Cleverly articulated in a parliamentary address, highlighted the urgency of curbing migration, stating: "Migration is far too high and needs to come down... enough is enough."

He further announced the unveiling of an all-encompassing five-point plan, aiming to curb immigration abuses, ensuring the most substantial reduction in net migration ever witnessed.

The key facets of this plan involve not only elevating the salary threshold but also abolishing the "shortage occupation list". Additionally, social care workers would be barred from bringing their dependents to the UK. Moreover, sponsorship for family members to move to the UK would now mandate a minimum income of £38,700, a sharp escalation from the existing £18,600 threshold.

Crucially, the government has solicited the Migration Advisory Committee to review regulations concerning individuals who have completed undergraduate degrees within the UK.

Downing Street lauded this package as "the biggest clampdown on legal migration ever", heralding it as a mechanism to substantially reduce numbers while ensuring economic growth. However, this forms just one part of a dual-phased strategy aimed at curbing both legal and illegal immigration. Plans to sign a new asylum treaty with Rwanda signal the forthcoming legislative efforts in this realm.

Reports reveal that Downing Street initially planned a more moderate set of restrictions on legal migration but capitulated under intense pressure from Tory backbenchers and Robert Jenrick, the immigration minister. However, Downing Street refuted claims suggesting the five-point plan mirrored Jenrick's repeated advocacy in recent weeks.

Christopher Howarth, a former Home Office advisor, highlighted previous opposition from departments like the Treasury, which had vetoed similar proposals due to apprehensions about stifling economic growth. He stressed the resonance of these current changes with suggestions made 18 months ago, which were thwarted by internal opposition.

The Home Office's projections indicate a reduction of 300,000 entrants into the UK, including substantial decreases across student routes, health and social care routes, skilled worker pathways and sponsored family members. However, precise estimates regarding reductions in workers versus their dependents remain elusive.

Alarm bells ring louder within the health and social care sectors, already grappling with 152,000 care worker vacancies in England. Industry leaders express grave concerns, citing potential difficulties in recruiting foreign workers and urging swift government action to enhance domestic recruitment by improving pay and conditions.

Critics within the Conservative fold, like George Eustice, critique the inherent flaws in a skills-based migration policy, highlighting preferential access to certain professions at the expense of crucial sectors like care, food industry, manufacturing and tourism.

Notably, these measures resonate with the pre-Brexit immigration framework, resembling a system where skilled non-EU workers primarily required degrees.

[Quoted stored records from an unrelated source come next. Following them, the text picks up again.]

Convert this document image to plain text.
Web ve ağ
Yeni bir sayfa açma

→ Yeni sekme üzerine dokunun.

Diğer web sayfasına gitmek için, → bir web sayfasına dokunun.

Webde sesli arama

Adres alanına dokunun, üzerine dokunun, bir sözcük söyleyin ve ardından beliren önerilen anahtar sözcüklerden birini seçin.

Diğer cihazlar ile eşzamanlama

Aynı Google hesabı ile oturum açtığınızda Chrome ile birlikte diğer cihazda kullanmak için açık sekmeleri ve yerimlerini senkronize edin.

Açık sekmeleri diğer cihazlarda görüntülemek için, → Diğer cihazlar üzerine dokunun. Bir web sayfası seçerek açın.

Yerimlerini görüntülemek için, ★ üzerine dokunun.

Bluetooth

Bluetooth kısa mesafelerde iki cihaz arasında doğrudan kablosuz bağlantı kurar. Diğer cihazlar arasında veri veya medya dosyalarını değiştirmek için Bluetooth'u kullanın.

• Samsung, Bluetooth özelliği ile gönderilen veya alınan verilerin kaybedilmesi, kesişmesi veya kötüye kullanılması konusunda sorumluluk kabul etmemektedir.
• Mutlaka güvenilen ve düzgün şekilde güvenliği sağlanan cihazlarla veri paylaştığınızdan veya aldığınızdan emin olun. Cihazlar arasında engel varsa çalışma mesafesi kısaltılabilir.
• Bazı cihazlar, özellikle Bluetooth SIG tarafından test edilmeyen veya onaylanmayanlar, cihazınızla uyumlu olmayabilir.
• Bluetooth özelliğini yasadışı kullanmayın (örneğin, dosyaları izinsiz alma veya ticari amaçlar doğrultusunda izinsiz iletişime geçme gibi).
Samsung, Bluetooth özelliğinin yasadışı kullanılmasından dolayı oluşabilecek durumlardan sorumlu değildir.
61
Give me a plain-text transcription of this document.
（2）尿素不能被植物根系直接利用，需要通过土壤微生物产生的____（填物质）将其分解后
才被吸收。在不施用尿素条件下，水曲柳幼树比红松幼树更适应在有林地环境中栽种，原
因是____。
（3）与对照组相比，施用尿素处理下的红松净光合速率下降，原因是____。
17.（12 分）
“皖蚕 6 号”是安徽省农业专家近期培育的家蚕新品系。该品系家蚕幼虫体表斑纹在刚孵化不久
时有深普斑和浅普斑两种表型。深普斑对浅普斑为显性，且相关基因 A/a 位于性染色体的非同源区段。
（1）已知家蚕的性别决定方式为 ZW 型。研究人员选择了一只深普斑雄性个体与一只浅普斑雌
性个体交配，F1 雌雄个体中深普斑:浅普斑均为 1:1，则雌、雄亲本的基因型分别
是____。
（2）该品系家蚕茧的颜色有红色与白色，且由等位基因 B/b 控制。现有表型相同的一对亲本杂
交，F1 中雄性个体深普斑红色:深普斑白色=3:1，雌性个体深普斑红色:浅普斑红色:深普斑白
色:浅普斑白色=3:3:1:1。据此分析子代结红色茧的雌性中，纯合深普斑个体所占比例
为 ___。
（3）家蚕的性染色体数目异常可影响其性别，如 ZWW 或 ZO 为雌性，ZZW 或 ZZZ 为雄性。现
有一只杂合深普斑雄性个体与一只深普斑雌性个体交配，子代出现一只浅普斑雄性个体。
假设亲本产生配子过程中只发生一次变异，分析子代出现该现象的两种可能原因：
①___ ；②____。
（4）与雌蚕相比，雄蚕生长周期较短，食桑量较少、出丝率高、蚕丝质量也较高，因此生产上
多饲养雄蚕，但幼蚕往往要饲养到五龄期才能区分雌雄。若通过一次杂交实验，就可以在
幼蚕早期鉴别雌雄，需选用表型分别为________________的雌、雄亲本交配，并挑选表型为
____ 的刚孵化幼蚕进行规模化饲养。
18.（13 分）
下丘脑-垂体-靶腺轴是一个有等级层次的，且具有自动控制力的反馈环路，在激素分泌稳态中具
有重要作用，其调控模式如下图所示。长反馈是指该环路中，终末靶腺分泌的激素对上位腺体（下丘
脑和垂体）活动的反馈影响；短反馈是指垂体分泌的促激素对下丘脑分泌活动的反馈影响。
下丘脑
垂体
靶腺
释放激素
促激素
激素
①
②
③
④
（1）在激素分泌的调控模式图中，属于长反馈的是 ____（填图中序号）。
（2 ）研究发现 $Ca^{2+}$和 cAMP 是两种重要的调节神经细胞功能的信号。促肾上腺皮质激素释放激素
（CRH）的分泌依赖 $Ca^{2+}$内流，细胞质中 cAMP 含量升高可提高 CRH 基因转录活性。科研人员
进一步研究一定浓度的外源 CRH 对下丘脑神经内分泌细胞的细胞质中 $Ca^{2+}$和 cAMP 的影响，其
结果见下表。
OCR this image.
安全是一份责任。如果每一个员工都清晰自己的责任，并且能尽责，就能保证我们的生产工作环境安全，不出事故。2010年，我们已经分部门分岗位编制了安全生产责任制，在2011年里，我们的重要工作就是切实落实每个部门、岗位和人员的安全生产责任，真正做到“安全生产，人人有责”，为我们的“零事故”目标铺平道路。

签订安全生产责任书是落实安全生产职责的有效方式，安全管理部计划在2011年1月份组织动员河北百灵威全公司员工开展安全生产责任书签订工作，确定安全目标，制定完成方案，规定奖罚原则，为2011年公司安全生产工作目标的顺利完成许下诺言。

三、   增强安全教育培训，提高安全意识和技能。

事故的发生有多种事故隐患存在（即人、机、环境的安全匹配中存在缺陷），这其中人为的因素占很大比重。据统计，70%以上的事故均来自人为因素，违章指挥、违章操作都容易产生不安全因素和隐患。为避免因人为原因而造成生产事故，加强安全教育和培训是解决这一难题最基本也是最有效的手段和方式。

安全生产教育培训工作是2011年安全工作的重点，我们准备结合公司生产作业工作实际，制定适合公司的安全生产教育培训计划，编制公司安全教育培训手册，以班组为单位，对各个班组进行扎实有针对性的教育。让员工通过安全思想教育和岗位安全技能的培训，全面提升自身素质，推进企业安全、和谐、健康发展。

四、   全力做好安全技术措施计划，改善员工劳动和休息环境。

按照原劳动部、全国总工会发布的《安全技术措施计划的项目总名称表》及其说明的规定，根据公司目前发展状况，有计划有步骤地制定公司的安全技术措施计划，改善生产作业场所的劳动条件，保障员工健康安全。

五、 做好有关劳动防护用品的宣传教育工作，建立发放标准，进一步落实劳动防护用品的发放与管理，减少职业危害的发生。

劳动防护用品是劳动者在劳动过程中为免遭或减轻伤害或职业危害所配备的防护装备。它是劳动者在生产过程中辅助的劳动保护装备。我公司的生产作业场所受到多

This shift contrasts with the surge in visas granted to foreign health and social care workers, a figure more than doubling to 143,990 in the year ending September, accompanied by 173,896 dependents.

The Migration Advisory Committee's prior recommendation to scrap the shortage occupation list stemmed from concerns that it was being exploited by low-wage sectors to source cheaper foreign labour instead of investing in domestic recruitment.

Despite promises dating back to 2010 to significantly reduce net migration, the numbers have persisted at high levels, notably rising post-Brexit, with a substantial influx from non-EU countries. This surge contrasts starkly with pledges made during the Brexit campaign about border control, posing challenges for anti-EU factions within the Conservative party.